Rule 44.2 permits the reversal of a judgment only if it is determined beyond a reasonable doubt that the error complained of contributed to a defendant’s conviction or punishment. The Roethel court went a step further by finding that insufficient notice, or even a lack thereof, under Subsection 3(g) is a non-constitutional error that does not have the kind of substantial or injurious effect or influence on the jury’s verdict to warrant vacating a judgment.


Inquiry Should Include Prosecutorial Bad Faith


Roethel, however, also instructed that the “harmless error analysis” should include an examination of the record to determine whether the insufficient, or lack of, notice “resulted from prosecutorial bad faith” or “prevented the defendant from preparing for trial”—the latter requiring an inquiry into whether the defendant was “surprised” by the extraneous offense evidence and/or whether the lack of notice passes legal mustard under Art. 37.07.
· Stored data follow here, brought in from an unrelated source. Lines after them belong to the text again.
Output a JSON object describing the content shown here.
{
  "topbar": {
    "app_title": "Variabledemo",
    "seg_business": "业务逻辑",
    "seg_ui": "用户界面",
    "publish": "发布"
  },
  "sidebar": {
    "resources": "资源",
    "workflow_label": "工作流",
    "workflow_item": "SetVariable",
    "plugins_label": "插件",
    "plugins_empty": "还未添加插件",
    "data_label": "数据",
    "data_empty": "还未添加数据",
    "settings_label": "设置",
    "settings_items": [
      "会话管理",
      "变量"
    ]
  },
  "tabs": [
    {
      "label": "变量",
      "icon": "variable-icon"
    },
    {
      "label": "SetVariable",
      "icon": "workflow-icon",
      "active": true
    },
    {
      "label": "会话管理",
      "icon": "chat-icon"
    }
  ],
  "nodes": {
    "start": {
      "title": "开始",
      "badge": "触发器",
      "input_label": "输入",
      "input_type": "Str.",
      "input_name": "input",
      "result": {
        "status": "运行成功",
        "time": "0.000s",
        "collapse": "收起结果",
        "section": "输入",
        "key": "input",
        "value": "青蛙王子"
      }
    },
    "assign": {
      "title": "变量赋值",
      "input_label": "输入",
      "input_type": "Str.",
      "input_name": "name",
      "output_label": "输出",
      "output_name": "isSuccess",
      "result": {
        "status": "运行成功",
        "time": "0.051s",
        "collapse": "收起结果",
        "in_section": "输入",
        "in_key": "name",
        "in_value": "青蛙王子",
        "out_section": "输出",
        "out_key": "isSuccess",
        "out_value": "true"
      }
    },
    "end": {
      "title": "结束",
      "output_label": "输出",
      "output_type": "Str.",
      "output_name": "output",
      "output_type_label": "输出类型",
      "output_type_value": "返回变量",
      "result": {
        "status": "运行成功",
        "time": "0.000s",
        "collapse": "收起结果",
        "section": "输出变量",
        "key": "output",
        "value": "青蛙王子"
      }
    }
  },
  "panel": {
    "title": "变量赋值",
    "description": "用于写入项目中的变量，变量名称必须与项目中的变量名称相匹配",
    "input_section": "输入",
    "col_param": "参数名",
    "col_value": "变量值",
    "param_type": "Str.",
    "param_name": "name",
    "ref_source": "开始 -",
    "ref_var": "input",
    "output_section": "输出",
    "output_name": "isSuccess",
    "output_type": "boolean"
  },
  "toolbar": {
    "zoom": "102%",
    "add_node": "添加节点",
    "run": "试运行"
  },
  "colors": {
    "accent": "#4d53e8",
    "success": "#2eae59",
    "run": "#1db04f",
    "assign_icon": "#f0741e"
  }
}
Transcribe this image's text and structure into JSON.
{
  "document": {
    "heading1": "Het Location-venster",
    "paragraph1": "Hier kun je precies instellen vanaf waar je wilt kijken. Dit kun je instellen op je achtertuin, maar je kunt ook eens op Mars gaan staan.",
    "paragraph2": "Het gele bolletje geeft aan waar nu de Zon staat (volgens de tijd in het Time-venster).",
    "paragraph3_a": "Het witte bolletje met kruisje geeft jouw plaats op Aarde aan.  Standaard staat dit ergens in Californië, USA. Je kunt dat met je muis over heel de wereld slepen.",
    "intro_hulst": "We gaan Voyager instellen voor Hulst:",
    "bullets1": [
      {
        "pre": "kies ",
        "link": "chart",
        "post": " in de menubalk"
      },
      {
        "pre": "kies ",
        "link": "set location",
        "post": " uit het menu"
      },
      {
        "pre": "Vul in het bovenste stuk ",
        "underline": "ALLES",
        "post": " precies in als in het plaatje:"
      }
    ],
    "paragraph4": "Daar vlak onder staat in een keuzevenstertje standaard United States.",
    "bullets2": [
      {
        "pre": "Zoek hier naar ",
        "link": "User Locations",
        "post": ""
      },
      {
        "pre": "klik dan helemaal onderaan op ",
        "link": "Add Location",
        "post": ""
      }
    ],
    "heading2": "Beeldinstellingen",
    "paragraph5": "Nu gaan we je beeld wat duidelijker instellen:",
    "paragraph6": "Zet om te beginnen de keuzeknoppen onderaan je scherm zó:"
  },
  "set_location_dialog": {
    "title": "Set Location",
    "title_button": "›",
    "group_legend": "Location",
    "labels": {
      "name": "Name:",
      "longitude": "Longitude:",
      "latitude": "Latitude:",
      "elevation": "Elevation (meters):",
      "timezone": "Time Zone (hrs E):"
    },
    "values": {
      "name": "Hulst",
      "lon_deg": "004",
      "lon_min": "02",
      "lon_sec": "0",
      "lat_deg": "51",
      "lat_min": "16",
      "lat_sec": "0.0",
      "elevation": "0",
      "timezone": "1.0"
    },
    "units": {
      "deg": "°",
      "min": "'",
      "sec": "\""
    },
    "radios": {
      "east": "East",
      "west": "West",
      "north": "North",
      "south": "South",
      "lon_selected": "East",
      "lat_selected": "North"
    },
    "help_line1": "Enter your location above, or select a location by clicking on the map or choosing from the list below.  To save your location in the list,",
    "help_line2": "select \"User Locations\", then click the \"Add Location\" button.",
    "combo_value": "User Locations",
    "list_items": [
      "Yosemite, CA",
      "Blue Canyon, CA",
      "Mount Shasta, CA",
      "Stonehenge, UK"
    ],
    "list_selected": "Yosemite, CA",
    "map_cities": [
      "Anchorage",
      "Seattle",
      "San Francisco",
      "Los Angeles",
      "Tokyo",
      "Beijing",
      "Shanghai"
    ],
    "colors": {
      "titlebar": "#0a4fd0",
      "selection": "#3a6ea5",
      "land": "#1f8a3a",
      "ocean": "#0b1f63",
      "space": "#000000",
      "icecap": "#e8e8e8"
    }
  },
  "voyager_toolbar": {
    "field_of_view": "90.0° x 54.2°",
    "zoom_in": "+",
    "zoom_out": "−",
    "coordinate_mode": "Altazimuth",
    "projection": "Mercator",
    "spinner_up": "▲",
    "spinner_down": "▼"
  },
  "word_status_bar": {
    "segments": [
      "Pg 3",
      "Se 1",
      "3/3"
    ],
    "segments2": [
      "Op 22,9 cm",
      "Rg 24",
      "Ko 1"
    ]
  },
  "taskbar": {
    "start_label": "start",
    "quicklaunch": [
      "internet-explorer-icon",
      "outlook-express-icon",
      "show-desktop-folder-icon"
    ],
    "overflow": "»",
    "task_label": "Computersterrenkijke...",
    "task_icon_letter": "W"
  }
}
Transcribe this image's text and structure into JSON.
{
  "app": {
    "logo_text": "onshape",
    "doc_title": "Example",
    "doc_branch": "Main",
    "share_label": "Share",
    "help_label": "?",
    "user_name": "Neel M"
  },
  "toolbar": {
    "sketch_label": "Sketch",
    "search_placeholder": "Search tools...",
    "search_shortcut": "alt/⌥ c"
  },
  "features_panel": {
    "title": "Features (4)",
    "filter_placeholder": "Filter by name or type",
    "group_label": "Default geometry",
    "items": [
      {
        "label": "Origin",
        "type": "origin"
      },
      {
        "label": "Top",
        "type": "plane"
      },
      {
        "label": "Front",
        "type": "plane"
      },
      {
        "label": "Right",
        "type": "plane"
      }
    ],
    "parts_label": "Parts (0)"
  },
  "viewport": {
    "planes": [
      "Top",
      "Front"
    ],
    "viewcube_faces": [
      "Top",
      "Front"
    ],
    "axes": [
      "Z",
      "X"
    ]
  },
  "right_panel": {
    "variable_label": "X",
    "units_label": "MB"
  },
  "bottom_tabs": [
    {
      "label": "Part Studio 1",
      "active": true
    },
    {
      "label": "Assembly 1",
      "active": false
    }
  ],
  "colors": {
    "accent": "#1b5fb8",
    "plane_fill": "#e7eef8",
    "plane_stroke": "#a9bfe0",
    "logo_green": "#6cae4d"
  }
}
The cases are extremely limited in finding that notice did not comply with the § 3(g) requirement. Below are two such cases:


  • Wheeler v. State, held that notice which failed to specify county or state in which the alleged offense occurred and failed to name the victim was inadequate under § 3(g); and
  • James v. State, held that State’s notice was defective under § 3(g) for failure to state any date, where evidence showed a pattern of abuse over a period of decades


Bad Acts of Juveniles


It should also be noted that while the language of Art. 37.07 seems to suggest that only juvenile adjudications involving a felony or a misdemeanor carrying jail time are admissible, the courts have placed a much broader definition on the statute’s language, finding that unadjudicated crimes or bad acts committed by a juvenile are admissible at the punishment phase of an adult criminal trial.


As a final caveat, it should be pointed out that legal experts in this field instruct defense attorneys to be aware that if they open the door to positive character or reputation of the defendant, the State can then question the defendant about “instances of misconduct that tend to mitigate against the positive image” the attorney is trying to create.


This caveat notwithstanding, an attorney representing a client with a fairly “clean background” should seriously consider using § 3(g) as a way to put the defendant’s best foot forward.